Front Populaire Ivoirien | SITUATION SOCIO-POLITIQUE IVOIRIENNE / L’UA SE DIT PREOCCUPEE
Flash Info
AFFI : "Dans la forme, « le père de la démocratie ivoirienne » nous a fait vivre un scénario digne des dictatures du siècle passé"               AFFI : "Je voudrais au nom du FPI et à mon nom personnel souhaiter la bienvenue sur sa terre natale au Président Laurent GBAGBO"               En réponse à ma demande d'audience, à ma volonté de dialogue en vue de l'unité du Fpi, Laurent Gbagbo a choisi la rupture et la division (AFFI)              
Actualités » Vie des fédérations » SITUATION SOCIO-POLITIQUE IVOIRIENNE / L’UA SE DIT PREOCCUPEE
SITUATION SOCIO-POLITIQUE IVOIRIENNE / L’UA SE DIT PREOCCUPEE

Le président du Front populaire ivoirien (Fpi), Pascal Affi N’Guessan, accompagné de certains membres de la direction de son parti et de ceux de l’alliance des forces démocratiques de Côte d’Ivoire, a été reçu en audience, ce mardi 24 janvier, au siège de l’Union africaine (l’Ua) sis à Cocody les 2 plateaux (Abidjan), par la représentante spéciale de l’Union africaine (Ua), S.E.Mme Mayuma Kala Josephine-Charlotte. Ce, dans le cadre des différentes rencontres qu’il a entamées, depuis le samedi dernier, auprès des Institutions internationales et Ambassadeurs, pour expliquer la position de son parti face à la crise socio-politique ivoirienne actuelle.

Nous vous proposons l’intégralité de leur déclaration faite au terme de cette rencontre.

Pascal Affi N’Guessan, président du Fpi:
« C’est une visite qui est étroitement liée à l’actualité politique et sociale. Vous connaissez la situation chaotique dans laquelle se trouve notre pays avec le blocage total des activités économique et sociales depuis presque trois semaines maintenant, ce sentiment que le pays est livré à lui-même.

Evidemment, nous ne pouvons pas assister sans réagir à cette situation qui est dommageable pour nos compatriotes. Nous avons eu à prendre position le 18 janvier dernier, en demandant qu’une solution qui rassemble tous les Ivoiriens soit trouvée à travers la mise en place d’un gouvernement d’union national et de transition. Parce que pour nous, ce cafouillage, cette anarchie, signifie que ce qui devait être fait depuis la sortie de crise, à savoir la réconciliation nationale, une gouvernance inclusive, n’a pas été fait.

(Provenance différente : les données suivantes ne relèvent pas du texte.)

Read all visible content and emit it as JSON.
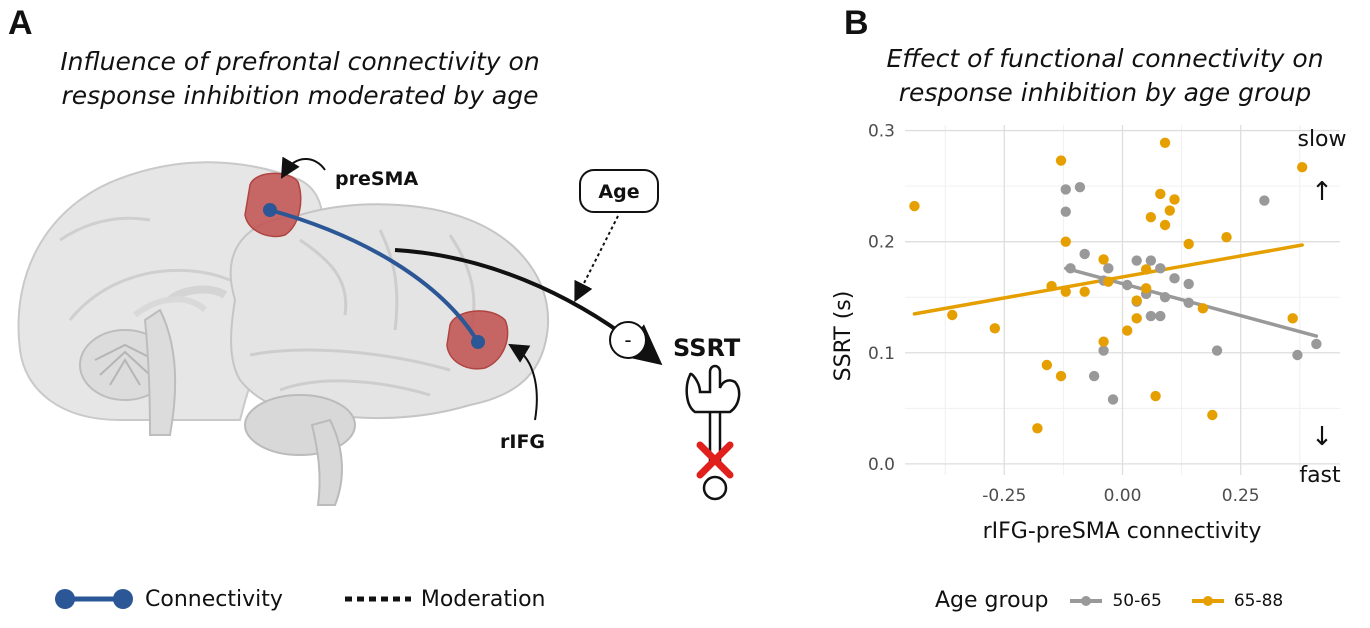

Donc, il faut que maintenant, nous pussions de façon réaliste, prendre ces mesure-là. Mais, une telle décision a besoin d’être expliquée et d’être soutenue. C’est pourquoi nous avons sollicité cette audience avec la représentante spéciale du président de la commission pour que nous pussions expliquer les éléments qui ont déterminés cette position. Nous lui avons fait part de notre analyse de la situation nationale et demander à l’Union Africaine de s’y impliquer. Comme elle l’a déjà fait depuis que la Côte d’Ivoire a basculé dans la crise. Qu’elle se sente toujours concernée, qu’elle saisisse la situation et qu’elle intervienne pour aider la Côte d’Ivoire à retrouver la paix et la stabilité ».

 

S.E.Mme Mayuma Kala Josephine-Charlotte, représentante spéciale de l’Ua :
« Je voudrais d’abord remercier le président du Fpi, ainsi que les présidents des autres partis de l’Alliance des forces démocratiques de Côte d’Ivoire (Afd-Ci). Nous ne sommes pas à notre première rencontre, nous nous sommes vus à plusieurs reprises et nous continuons de nous voir, chaque fois qu’il y a une situation qui est préoccupante. Nous avons apprécié la démarche qu’il a effectuée, il est un Ivoirien, un responsable ivoirien. C’est normal que, lorsqu’il y a un problème en Côte d’Ivoire, qu’il puisse se lever, comme devrait le faire tous les Ivoiriens, pour qu’une solution soit trouvée.

Au niveau de l’Ua, comme vous le savez, nous sommes pour que la paix totale règne sur le continent africain. Dans le cadre de la mission de l’Ua, nous avons reçu cette délégation conduite par le président Affi N’Guessan, nous avons enregistré l’analyse qu’il a faite. A notre tour, nous transmettrons cette analyse, parce que nous tenons à ce que la paix règne dans ce pays et qu’il n’y ait pas de violence sur le continent africain. C’est une préoccupation pour l’organisation continentale qui est l’Ua ».